In The Future APIs Will Be Default For All Cities
13 Sep 2014
Swagger is now Open API Definition Format (OADF) -- READ MORE
In 2014 we are making significant progress in deploying APIs in support of city operations, but we still have so much more work ahead of us when it comes to making public resources available. You can find a dedicated developer area full of data sets, and APIs, in most major US cities like New York, Chicago, San Francisco, Seattle, Philadelphia, Washington D.C. and many more, but what else can we do to really pick up the momentum and quality?
Standardizing API Design Practices
APIs are not that difficult to design with the right education, and experience. Developers who work on city contracts, or are employed by the city should all be taught common web API design practices, and be exposed to modern API design tooling like Swagger and Apiary. Even with this type of education, there will still be many differences between city deployments based upon needs, and tactics, but a little training could go a long way to make city operations more streamlined.
Open Solutions For API Deployment
There are a lot of common approaches to delivering city services, which means there should also a be a number of ways to provide standardized, open solutions for deploying APIs that support city operations. There should be a wealth of open source, Wordpress like solutions for deploying APIs in support of government operations. Sometimes connecting to legacy systems is just to much work, and deploying a simple, standalone solution, then syncing using data dumps or directly with backbend system might be more fruitful.
Common API Management Vision
I’m pretty impressed with the standard approach to deploying city developer areas, and delivering data sets, and APIs, but in reality this is the result of the hard work of Socrata, one of the API management providers dedicated to the government space. I think Socrata, and the other vendors out there are definitely one piece of the puzzle for managing APIs for city operations, but I also think we need other competing, open solutions similar to API Umbrella which is being used across the federal government.
Open Source Tooling Across Cities
When it comes to helping cities better serve their citizens, and save money along the way, I can’t think of a better place to start than by providing common, open source tools for delivering web, and mobile applications on top of city data and APIs. We have to stop re-inventing the wheel for each city when it comes to developing common apps, city needs are going to be very similar across cities--just take a look at solutions like Open311, and the let’s get to work on delivering similiar solutions for every part of city operations.
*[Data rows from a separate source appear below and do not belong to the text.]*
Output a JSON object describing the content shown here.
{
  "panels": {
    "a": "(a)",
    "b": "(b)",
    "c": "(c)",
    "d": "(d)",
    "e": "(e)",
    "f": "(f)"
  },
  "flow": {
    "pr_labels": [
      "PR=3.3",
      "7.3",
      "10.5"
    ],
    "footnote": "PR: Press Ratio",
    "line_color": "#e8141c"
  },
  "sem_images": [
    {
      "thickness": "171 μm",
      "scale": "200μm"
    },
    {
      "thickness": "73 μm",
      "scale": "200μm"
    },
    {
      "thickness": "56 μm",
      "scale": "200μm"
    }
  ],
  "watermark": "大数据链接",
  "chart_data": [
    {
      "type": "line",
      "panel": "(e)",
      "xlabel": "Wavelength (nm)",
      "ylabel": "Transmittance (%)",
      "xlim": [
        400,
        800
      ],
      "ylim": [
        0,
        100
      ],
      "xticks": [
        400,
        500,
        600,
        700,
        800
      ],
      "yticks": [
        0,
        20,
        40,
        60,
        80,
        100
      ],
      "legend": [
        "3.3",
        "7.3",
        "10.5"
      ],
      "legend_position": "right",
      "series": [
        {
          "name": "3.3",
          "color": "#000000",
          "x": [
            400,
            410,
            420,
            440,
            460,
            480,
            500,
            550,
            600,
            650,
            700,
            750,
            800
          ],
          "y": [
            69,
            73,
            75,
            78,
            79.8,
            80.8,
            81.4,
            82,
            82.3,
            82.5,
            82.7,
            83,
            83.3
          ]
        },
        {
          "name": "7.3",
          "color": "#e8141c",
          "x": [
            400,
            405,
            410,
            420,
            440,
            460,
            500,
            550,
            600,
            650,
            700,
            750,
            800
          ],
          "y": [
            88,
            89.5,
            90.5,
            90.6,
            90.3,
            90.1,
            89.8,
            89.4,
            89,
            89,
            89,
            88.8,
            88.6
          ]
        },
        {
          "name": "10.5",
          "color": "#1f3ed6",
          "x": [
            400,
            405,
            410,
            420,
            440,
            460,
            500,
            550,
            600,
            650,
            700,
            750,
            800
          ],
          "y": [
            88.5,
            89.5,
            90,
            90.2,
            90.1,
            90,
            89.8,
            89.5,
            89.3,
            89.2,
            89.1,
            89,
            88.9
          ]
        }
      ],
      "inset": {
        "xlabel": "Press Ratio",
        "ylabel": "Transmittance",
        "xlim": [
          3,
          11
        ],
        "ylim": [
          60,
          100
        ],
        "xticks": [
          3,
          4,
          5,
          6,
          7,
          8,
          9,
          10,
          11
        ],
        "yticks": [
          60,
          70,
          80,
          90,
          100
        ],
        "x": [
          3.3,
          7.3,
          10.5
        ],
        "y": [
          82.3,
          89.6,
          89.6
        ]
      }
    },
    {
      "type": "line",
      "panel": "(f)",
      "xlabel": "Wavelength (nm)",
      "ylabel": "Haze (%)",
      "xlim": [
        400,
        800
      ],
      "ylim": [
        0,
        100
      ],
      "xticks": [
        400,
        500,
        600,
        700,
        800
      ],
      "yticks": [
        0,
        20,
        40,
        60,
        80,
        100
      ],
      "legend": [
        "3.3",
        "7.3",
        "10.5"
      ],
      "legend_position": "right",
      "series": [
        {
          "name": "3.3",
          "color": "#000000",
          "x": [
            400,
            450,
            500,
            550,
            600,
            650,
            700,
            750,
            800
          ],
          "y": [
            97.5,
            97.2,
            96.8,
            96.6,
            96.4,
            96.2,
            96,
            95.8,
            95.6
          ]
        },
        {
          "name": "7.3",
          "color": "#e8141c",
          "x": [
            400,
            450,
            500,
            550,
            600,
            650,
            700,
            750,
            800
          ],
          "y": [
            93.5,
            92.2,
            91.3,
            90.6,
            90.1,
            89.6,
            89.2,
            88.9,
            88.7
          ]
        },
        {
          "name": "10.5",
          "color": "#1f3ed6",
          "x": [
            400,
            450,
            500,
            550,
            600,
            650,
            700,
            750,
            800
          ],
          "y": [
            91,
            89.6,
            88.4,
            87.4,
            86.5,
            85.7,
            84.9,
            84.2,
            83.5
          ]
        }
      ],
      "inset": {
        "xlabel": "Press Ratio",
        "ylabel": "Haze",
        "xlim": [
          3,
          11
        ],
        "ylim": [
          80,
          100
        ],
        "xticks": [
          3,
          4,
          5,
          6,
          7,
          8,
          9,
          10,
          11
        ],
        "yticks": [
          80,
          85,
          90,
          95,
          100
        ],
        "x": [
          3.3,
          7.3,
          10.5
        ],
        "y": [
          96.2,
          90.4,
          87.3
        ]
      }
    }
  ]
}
There is no reason each city should have to go at it alone when it comes to designing, deploying, managing, evangelizing, and putting APIs to work across city operations. We should have standard data models, API definitions, and a wealth of open source tools for cities to put to work.
I don't see APIs as the solution for all cities problems, but I do think that APIs should be common practice for ALL cities. Every city should be publishing all of their data and content in machine readable way, without causing employees any extra work—it should just be part of normal operations.
In the future, all cities will have standard APIs across all cities, and common open source solutions that can be put to work serving citizens in all aspects of city operations. This is how we are going to empower our cities to more with less, and make governing a more inclusive for everyone.